Do humans not use their noses in social settings, unlike dogs and other terrestrial mammals? Or does the sense of smell play a more covert – and less conscious– role in humans?

Inbal Ravreby, a graduate student working in Professor Noam Sobel’s laboratory in Weizmann’s Brain Sciences Department, posited that humans, too, rely on their sense of smell when determining whether someone is a friend or foe, albeit discreetly.

“Nonhuman terrestrial mammals sniff themselves and each other to decide who is friend or foe. Humans also sniff themselves and each other, but the function of this is unknown,” the authors write.

Moreover, people, when socialising, lean towards becoming friends with others who share similar backgrounds, values, appearance, and even such measures as brain activity. Ravreby hypothesised that people, when subconsciously sniffing themselves and others, may be making subliminal evaluations, after which they selected those with similar body odours.

In order to test her hypothesis that people trust their sense of smell when forming friendships, Ravreby drafted same-sex nonromantic friends, click friends whose friendships had initially formed very quickly. She speculated that because such friendships emerge before the pair really knew each other in detail, they may be affected by physiological characteristics such as body odour.

Ravreby collected body odour samples from the click friends and carried out two sets of experiments to contrast the samples with those collected from random pairs of individuals.

In one set of the experiments, she made use of eNose to compare the chemical signatures of the odours. In the second set, she asked the pairs that she drafted to smell the two groups of body odour samples to determine similarities measured by human perception.

In both types of experiments, click friends were determined to smell significantly more like each other than did the individuals in the random pairs.

“[C]lick friends have greater similarity in body odour chemistry and in body odour perceived smell in comparison to random dyads,” the researchers write. 

“There are at least three alternative explanations for this: First, consistent with our hypothesis, this similarity may be related to the root causes of friendship. Second, and alternatively, this similarity may somehow be a consequence of long-term friendship, following common body odour–shaping experiences, eg, living in the same area, eating together, etc.
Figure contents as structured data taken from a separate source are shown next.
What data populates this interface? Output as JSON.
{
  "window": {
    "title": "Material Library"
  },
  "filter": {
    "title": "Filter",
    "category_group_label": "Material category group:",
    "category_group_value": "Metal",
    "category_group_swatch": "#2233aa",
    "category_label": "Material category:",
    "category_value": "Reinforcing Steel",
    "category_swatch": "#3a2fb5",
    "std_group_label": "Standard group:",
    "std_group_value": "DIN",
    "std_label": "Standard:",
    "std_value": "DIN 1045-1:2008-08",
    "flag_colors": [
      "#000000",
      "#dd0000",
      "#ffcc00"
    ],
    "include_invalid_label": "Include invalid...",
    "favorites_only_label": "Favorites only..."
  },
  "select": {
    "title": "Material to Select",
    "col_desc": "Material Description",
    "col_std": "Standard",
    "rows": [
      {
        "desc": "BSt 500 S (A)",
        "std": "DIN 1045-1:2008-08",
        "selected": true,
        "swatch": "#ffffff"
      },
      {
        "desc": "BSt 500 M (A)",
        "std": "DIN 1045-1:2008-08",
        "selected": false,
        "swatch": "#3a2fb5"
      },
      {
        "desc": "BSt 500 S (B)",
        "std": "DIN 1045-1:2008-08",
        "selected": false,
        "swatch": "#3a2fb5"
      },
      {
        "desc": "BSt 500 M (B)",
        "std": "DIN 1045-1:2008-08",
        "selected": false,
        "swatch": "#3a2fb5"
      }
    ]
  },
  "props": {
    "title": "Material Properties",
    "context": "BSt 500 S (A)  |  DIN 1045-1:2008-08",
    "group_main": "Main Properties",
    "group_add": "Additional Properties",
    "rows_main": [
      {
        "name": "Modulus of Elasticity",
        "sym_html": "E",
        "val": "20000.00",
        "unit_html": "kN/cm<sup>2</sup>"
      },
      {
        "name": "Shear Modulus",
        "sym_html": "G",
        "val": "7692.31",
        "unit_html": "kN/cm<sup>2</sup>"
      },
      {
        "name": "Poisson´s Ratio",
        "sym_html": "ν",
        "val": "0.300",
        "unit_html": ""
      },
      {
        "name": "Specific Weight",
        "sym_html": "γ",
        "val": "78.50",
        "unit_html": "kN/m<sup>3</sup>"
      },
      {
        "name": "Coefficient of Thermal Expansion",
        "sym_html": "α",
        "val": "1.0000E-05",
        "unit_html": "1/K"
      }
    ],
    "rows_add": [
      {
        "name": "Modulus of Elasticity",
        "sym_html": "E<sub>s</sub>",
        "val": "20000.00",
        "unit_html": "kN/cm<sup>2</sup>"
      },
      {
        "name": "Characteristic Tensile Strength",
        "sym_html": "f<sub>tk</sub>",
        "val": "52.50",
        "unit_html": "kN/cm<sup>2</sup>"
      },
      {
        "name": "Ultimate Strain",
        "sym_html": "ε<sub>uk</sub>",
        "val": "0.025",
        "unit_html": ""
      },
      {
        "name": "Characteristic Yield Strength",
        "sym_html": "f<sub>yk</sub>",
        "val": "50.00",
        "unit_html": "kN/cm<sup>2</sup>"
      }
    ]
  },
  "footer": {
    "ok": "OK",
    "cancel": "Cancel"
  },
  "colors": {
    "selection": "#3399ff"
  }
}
Last, we acknowledge that this similarity may be related to some independent unknown factor and that this same unknown factor may, in turn, be driving friendship.”

To rule out the first two alternatives, they carried out another study in which they “tested whether similarity in body odour as determined by eNose can predict the quality of social interaction between complete strangers.” They had the strangers carry out a mirror game for two minutes without talking, then asked them how much they liked the other person.

The researchers wrote they “observed that dyads who reported clicking were significantly more chemically similar than dyads who did not report clicking” as measured by the eNose device. 

They also were able to predict which pairs would like each other with 71 percent accuracy when they fed the eNose data into a computational model.

The discussion section of the paper notes: “General similarity within a dyad is indeed a strong positive predictor of friendship, which acts at the very early phase of interaction. Here, we add the observation that body odour similarity may also support rapid friendship formation.”

“These results imply that, as the saying goes, there is chemistry in social chemistry,” Ravreby concludes.

Sobel clarifies: “This is not to say that we act like goats or shrews – humans likely rely on other, far more dominant cues in their social decision-making. Nevertheless, our study’s results do suggest that our nose plays a bigger role than previously thought in our choice of friends.”